Providers will also be required to provide specifications for the input data, or any other relevant information in terms of the datasets used, including their limitation and assumptions, taking into account the intended purpose and the foreseeable and reasonably foreseeable misuses of the AI system.

Contract Law

From a contract law perspective, the Compromise Text stipulates that a contractual term concerning the supply of tools, services, components or processes that are used or integrated in a high-risk AI system or the remedies for the breach or the termination of related obligations which has been unilaterally imposed by an organisation on a SME or start-up will not be binding on that SME or start-up if it is unfair. This could be an important point for commercial contracts lawyers who will be drafting AI related licensing contracts.

AI Impact Assessments

AI Impact Assessments are also covered in the Compromise Text.
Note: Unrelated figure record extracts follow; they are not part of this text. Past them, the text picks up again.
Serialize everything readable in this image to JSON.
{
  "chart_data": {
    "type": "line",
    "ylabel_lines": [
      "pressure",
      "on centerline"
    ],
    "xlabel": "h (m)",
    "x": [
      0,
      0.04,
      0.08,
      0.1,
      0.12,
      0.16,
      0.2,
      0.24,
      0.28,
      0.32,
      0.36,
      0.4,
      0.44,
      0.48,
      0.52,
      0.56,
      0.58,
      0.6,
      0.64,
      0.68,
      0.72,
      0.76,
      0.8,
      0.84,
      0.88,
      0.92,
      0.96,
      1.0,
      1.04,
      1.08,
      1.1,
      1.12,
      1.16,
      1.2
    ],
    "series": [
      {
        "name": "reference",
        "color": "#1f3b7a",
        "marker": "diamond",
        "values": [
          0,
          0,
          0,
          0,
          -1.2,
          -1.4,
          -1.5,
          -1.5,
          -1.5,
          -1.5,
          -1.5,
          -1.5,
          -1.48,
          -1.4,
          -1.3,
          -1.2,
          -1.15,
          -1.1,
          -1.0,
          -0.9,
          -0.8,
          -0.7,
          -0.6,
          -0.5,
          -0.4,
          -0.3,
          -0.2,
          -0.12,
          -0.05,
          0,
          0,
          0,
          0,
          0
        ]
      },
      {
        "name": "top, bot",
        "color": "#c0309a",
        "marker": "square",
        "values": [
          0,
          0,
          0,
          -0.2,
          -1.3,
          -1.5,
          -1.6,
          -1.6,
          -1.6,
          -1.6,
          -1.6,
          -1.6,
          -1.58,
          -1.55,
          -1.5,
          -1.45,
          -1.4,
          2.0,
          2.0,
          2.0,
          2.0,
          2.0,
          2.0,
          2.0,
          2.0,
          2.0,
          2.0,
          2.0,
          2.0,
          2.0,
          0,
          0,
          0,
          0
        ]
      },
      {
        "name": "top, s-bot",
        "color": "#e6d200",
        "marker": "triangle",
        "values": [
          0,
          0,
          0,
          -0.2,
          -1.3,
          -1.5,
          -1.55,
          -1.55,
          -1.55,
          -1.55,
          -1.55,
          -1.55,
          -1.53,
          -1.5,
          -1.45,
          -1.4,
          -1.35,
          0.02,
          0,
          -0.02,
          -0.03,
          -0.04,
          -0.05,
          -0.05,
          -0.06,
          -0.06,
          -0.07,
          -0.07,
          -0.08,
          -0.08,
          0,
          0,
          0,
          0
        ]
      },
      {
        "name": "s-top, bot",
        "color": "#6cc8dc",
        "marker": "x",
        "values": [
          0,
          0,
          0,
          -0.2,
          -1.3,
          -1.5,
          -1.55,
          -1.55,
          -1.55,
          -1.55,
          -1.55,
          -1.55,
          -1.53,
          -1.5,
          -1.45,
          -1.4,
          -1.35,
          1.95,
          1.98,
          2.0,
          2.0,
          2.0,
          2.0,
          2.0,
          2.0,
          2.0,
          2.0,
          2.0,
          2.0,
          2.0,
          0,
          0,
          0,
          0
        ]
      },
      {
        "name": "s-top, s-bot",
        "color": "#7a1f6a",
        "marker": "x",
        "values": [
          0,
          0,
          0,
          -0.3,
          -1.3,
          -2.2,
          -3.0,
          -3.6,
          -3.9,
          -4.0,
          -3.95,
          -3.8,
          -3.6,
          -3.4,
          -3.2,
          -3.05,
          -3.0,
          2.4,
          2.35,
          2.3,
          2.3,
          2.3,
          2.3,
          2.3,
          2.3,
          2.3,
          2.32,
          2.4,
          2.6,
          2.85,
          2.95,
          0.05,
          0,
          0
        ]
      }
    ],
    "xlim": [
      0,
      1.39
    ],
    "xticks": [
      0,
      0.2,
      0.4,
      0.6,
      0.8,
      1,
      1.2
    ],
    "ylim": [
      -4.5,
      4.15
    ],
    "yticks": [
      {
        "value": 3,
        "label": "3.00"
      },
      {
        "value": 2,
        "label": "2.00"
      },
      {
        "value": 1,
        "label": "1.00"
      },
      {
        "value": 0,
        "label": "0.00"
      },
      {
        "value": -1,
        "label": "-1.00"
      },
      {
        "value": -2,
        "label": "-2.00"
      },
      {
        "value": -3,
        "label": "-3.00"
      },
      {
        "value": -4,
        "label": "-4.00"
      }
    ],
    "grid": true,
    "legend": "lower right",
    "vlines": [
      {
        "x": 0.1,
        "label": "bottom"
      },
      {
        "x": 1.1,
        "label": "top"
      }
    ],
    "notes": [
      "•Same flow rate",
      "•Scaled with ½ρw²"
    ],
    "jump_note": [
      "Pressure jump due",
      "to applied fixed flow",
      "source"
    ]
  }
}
This assessment should include a clear outline of the intended purpose, geographic and temporal scope of the system’s use, and categories of natural persons and groups likely to be affected.

AI Principles

Finally, like the GDPR – the Compromise Text has given us “AI Principles”. All operators will be required to make their best efforts to develop and use AI systems or foundation models in accordance with the following general principles:

  • human agency and oversight
  • technical robustness and safety
  • privacy and data governance
  • transparency
  • diversity, non-discrimination and fairness
  • social and environmental well-being


While the AI Act is far from being complete, with the Parliament’s plenary vote due, which will commence the EU’s trilogue process, we are beginning to see the clear direction it is taking, particularly in relation to data governance and human oversight. MEPs are optimistically aiming to complete the trilogue process before the end of 2023, with the AI Act aimed to be passed potentially in December, after which there will be an expected two-year transition period.

Given the rapid rate of advancement and adoption it will prove difficult to legislate for this new technology. At William Fry, we stay at the cutting edge of technological and legislative developments to ensure we are best placed to advise our clients in these exciting new areas.